If you ever indulged in the wonderful way to irreversibly waste time and lose faith in humanity in the process that is political discussion, especially on the Internet, you have probably noticed that from some degree of extremism onwards, its different kinds appear to stop ideologically diverging from each other and instead curve around and grow more similar, coming astonishingly close at the very extremes to the point of resembling something akin to a horseshoe shape; with some "wonderful" stances such as national socialism seeming to bridge the gap between two opposite ends of extremism and creating a whole new level of awful that takes the worst parts from both.
Using the popular political compass model which presents the political spectrum as a 2-dimensional Cartesian space described by two axis, economic left-right and lib-auth, and political beliefs of an actor as a vector pointing outwards from the 0 point which represents either some status quo or an arbitrary point considered the ultimate neutral center, we can start to see hints why.
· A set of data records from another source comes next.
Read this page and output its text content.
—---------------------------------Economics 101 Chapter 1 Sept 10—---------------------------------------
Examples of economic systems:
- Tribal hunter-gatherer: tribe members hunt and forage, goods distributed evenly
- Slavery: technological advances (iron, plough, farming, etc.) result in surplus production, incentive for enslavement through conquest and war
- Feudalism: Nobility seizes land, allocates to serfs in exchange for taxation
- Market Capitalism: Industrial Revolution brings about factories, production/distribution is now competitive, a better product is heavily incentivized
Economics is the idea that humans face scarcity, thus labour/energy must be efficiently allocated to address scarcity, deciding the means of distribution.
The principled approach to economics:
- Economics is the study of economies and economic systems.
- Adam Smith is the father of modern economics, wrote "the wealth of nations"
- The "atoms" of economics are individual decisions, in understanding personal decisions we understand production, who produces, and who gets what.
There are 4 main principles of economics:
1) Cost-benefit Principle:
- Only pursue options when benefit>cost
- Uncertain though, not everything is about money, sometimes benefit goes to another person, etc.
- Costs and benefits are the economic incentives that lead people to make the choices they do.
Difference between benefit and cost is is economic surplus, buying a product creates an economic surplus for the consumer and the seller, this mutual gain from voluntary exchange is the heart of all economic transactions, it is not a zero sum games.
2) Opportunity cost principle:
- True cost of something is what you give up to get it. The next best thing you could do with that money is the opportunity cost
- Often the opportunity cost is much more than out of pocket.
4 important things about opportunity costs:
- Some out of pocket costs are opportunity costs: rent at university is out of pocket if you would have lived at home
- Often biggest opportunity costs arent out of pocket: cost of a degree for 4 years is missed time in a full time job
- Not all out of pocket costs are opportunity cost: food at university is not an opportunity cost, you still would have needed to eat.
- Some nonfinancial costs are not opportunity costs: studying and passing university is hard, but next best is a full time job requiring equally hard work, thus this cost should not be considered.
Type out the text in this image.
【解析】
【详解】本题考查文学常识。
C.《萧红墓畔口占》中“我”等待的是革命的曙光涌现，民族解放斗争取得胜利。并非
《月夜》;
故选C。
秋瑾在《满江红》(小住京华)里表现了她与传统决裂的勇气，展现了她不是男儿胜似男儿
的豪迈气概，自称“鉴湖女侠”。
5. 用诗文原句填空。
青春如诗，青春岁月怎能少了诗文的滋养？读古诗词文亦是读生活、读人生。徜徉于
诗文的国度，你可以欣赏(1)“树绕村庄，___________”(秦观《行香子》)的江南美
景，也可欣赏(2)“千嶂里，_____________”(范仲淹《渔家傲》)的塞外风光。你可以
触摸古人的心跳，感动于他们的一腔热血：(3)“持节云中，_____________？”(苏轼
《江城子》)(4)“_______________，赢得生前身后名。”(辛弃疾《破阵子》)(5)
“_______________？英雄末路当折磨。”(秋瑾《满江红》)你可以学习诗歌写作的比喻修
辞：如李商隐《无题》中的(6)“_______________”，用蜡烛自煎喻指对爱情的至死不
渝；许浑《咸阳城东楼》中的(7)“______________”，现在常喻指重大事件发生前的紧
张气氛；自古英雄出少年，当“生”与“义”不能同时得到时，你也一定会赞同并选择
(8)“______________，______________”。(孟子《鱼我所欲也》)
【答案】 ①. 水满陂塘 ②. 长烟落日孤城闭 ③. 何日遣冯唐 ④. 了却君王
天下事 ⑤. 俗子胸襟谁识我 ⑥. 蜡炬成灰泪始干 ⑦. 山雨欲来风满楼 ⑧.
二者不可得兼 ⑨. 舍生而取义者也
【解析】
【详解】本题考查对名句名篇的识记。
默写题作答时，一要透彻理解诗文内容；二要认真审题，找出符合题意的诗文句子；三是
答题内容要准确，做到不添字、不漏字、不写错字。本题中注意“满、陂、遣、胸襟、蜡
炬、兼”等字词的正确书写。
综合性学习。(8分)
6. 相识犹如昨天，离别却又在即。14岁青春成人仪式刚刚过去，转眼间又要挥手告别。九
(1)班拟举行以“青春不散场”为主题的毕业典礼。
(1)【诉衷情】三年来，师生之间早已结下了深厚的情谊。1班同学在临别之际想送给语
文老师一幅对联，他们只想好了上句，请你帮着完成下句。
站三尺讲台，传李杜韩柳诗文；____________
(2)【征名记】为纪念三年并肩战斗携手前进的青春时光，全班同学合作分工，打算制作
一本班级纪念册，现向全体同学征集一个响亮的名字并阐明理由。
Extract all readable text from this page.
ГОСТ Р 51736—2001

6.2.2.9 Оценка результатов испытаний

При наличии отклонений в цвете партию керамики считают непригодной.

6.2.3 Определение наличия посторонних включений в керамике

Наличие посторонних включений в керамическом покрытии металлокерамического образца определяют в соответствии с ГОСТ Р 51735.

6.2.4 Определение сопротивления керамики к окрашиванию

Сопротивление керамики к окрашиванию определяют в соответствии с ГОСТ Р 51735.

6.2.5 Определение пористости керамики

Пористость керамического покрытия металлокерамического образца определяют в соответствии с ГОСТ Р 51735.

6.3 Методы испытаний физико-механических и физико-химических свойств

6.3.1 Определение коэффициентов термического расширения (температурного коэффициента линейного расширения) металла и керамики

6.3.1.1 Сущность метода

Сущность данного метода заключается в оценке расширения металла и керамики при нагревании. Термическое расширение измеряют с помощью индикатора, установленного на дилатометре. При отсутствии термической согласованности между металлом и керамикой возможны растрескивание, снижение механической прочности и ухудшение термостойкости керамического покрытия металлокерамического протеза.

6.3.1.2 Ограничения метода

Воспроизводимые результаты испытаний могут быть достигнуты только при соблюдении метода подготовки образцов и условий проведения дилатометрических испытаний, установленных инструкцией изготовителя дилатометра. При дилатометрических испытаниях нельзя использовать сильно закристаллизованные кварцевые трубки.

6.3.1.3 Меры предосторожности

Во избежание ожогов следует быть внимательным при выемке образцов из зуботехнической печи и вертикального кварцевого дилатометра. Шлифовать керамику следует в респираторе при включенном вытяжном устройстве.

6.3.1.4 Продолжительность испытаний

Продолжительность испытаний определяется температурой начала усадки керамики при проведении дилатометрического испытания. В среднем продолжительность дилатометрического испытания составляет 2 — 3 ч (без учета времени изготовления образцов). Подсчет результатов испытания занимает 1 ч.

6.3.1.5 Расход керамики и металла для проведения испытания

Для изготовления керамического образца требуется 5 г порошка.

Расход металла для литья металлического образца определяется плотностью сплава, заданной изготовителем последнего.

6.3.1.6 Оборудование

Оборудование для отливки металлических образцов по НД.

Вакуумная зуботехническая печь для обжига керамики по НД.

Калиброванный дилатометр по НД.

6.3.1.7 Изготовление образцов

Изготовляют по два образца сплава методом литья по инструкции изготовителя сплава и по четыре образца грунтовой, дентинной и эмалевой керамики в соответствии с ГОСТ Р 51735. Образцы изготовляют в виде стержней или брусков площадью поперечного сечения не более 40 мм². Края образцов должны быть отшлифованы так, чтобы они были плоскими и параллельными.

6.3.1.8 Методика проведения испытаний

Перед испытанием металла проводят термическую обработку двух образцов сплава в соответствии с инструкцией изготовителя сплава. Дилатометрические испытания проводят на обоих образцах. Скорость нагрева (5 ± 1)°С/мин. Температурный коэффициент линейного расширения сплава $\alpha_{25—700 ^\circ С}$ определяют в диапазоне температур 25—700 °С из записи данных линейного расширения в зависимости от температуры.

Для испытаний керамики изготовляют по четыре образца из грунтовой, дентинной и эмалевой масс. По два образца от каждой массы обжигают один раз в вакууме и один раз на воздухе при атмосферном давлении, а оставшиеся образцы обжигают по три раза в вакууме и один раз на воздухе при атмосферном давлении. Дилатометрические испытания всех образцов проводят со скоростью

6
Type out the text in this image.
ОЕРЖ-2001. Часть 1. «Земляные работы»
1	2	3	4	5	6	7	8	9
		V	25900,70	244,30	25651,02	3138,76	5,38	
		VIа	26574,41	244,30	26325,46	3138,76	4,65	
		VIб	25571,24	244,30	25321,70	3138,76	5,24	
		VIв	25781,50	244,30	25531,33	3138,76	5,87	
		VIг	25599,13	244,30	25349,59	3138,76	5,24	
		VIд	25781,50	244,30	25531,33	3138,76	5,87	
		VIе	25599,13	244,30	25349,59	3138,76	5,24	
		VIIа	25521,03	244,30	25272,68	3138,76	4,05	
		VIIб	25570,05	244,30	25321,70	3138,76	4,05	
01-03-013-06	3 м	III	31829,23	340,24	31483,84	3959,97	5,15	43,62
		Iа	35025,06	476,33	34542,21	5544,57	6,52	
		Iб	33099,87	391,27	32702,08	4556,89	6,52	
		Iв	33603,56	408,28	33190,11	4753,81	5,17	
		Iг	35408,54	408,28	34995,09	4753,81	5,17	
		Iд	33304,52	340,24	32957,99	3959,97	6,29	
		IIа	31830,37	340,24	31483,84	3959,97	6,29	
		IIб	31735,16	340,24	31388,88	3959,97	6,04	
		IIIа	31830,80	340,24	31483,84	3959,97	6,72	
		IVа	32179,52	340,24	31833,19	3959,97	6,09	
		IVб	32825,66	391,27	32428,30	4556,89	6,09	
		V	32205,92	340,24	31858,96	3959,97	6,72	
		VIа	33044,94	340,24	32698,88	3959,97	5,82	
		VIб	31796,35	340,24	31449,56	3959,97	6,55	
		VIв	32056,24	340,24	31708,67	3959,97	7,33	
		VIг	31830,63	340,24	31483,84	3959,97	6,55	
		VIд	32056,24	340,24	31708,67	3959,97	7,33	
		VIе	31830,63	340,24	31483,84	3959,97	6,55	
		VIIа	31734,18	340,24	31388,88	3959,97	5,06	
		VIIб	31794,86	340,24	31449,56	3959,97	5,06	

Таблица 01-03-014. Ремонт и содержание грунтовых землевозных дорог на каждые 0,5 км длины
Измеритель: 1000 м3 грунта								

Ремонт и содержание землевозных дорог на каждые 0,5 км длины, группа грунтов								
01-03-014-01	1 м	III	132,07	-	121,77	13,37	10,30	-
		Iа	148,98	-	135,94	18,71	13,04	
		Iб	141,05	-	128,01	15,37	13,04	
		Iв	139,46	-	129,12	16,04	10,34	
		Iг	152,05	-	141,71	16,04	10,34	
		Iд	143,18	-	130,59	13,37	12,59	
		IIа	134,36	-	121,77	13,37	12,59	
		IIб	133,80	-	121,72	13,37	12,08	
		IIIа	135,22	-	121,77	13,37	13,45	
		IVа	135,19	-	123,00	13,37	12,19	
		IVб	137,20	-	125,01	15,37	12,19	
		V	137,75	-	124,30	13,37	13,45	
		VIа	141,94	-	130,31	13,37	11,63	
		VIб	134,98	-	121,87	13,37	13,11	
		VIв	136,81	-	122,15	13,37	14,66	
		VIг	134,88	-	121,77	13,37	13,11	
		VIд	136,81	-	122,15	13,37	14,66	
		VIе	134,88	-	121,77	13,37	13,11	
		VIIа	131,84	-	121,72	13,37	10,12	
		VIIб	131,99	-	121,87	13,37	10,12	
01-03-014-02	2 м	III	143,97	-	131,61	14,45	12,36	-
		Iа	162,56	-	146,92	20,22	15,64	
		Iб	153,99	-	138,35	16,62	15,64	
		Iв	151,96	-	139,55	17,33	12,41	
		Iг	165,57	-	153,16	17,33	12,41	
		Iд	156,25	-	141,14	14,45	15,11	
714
As political position presented in this way is essentially a divergence from the beliefs considered neutral, at some point the variety of ways to diverge simply starts to run out, leaving more and more limited options to go further, and forcing people of wildly different approaches to take increasingly similar paths.
Afterthought: if I understand the involved geometry correctly, this should work with all n-dimensional "compasses", such as the 4D "8values", creating n+1-spheres. This then poses the question if the additional axis (let's call it aa) will retain its characteristics in those cases or will possibly differing ways the different scalars influence the final retardation of the resulting political stance vector simply increase the noise and strip aa of any meaning other than "distance from neutral".